Hyperoxic exposure affects the levels and activities of some hepatic proteins. We tested the hypothesis that hyperoxic exposure would result in greater hepatic ·NO concentrations. C3H/HeN mice were exposed to >95% O 2 for 72 or 96 h and compared to room air-breathing controls. In contrast to our working hypothesis, exposure to >95% O 2 for 96  h decreased hepatic nitrite/nitrate NO X concentrations (10.9 ± 2.2 nmol/g liver versus 19.3 ± 2.4 nmol/g liver in room air, P < 0.05).
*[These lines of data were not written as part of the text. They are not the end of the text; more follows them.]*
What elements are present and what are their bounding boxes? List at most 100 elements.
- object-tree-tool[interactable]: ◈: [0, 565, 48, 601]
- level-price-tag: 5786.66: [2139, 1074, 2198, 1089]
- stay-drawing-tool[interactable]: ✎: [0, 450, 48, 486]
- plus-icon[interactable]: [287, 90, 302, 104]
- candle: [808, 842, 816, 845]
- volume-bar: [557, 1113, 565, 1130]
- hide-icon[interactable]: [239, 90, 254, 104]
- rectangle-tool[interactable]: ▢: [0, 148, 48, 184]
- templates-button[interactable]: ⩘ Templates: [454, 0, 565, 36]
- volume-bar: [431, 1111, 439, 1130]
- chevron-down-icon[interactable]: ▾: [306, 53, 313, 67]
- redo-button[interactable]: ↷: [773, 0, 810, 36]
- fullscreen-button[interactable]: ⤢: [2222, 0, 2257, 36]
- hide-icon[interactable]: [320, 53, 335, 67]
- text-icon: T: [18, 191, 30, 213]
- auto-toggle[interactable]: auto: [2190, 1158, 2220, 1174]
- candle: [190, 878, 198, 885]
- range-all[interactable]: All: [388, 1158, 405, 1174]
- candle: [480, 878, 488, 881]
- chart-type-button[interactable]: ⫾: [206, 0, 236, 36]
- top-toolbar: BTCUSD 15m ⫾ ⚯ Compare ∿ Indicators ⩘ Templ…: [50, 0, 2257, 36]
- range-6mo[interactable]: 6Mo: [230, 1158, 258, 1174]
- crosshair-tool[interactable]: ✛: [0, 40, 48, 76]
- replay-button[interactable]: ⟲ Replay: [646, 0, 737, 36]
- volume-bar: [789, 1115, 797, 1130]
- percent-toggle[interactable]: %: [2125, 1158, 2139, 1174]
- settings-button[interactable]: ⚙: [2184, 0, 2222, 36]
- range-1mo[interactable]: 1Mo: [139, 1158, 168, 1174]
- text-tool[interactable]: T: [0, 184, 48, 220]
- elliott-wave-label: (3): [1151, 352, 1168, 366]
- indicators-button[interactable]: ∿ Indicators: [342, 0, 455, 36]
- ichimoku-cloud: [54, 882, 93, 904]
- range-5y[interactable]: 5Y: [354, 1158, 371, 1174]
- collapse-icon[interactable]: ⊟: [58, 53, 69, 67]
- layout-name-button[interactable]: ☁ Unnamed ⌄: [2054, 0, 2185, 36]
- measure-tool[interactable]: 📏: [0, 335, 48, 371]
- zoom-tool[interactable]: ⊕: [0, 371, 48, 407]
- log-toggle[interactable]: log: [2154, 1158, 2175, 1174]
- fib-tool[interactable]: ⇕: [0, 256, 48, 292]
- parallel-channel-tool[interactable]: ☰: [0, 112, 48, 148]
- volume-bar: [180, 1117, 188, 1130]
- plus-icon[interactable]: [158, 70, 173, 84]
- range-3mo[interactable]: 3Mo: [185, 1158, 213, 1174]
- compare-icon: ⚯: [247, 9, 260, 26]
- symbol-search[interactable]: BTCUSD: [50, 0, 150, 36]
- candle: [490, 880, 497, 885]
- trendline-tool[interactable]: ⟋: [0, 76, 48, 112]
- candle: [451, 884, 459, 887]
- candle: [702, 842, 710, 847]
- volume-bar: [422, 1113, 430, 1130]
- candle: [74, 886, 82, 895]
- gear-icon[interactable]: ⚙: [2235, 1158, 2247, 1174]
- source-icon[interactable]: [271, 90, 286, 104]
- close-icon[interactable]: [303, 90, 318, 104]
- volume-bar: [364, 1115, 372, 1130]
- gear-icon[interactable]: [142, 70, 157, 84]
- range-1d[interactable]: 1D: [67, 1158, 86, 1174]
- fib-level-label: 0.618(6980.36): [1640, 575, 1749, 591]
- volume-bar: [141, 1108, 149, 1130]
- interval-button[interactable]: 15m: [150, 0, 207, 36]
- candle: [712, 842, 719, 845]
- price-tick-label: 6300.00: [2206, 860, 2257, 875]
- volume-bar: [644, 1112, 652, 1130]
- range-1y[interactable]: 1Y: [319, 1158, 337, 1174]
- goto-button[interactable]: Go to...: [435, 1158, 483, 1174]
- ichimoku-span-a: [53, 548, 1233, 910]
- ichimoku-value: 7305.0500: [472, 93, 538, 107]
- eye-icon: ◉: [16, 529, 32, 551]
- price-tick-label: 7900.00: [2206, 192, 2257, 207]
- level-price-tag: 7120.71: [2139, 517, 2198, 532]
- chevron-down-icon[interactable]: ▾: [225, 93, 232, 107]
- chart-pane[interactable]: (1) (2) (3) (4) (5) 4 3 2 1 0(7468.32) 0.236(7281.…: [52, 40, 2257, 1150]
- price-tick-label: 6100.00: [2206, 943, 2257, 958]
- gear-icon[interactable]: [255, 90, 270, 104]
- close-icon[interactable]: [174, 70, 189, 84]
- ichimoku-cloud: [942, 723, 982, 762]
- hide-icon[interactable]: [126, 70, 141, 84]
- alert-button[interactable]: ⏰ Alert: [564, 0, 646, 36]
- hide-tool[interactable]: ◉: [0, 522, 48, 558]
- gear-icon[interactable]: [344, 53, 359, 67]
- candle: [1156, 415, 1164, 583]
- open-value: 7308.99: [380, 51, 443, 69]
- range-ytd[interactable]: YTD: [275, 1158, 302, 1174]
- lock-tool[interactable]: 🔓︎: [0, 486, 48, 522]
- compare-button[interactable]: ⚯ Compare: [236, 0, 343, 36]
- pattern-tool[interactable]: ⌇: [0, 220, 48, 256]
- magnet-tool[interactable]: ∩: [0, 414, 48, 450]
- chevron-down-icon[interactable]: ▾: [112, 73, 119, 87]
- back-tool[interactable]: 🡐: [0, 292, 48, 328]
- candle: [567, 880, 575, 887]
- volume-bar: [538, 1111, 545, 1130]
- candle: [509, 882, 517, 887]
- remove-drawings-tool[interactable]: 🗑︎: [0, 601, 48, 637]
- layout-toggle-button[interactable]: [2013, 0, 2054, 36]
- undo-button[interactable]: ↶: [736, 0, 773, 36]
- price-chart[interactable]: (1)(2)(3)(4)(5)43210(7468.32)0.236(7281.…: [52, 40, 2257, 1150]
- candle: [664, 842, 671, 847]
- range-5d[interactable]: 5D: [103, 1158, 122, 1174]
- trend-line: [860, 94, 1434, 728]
The hepatic levels of endothelial NO synthase (eNOS) and inducible NOS (iNOS) proteins were not different among the groups. The arginases, which convert l-arginine to urea and l-ornithine, may affect hepatic NOS activities by decreasing l-arginine bioavailability. Hepatic ornithine concentrations were greater in hyperoxic animals than in controls (318 ± 18 nmol/g liver in room air, and 539 ± 64, and 475 ± 40 at 72 and 96 h of hyperoxia, respectively, P < 0.01). Hepatic arginase I protein levels were greater in hyperoxic animals than in controls. Hepatic carbamoyl phosphate synthetase (CPS) protein levels and activities were not different among groups. These results indicate that increases in hepatic levels of arginase I in mice exposed to hyperoxia may diminish ·NO production, as reflected by lower liver levels of NO X . The resultant greater hepatic ornithine concentrations may represent a mechanism to facilitate tissue repair, by favoring the production of polyamines and/or proline.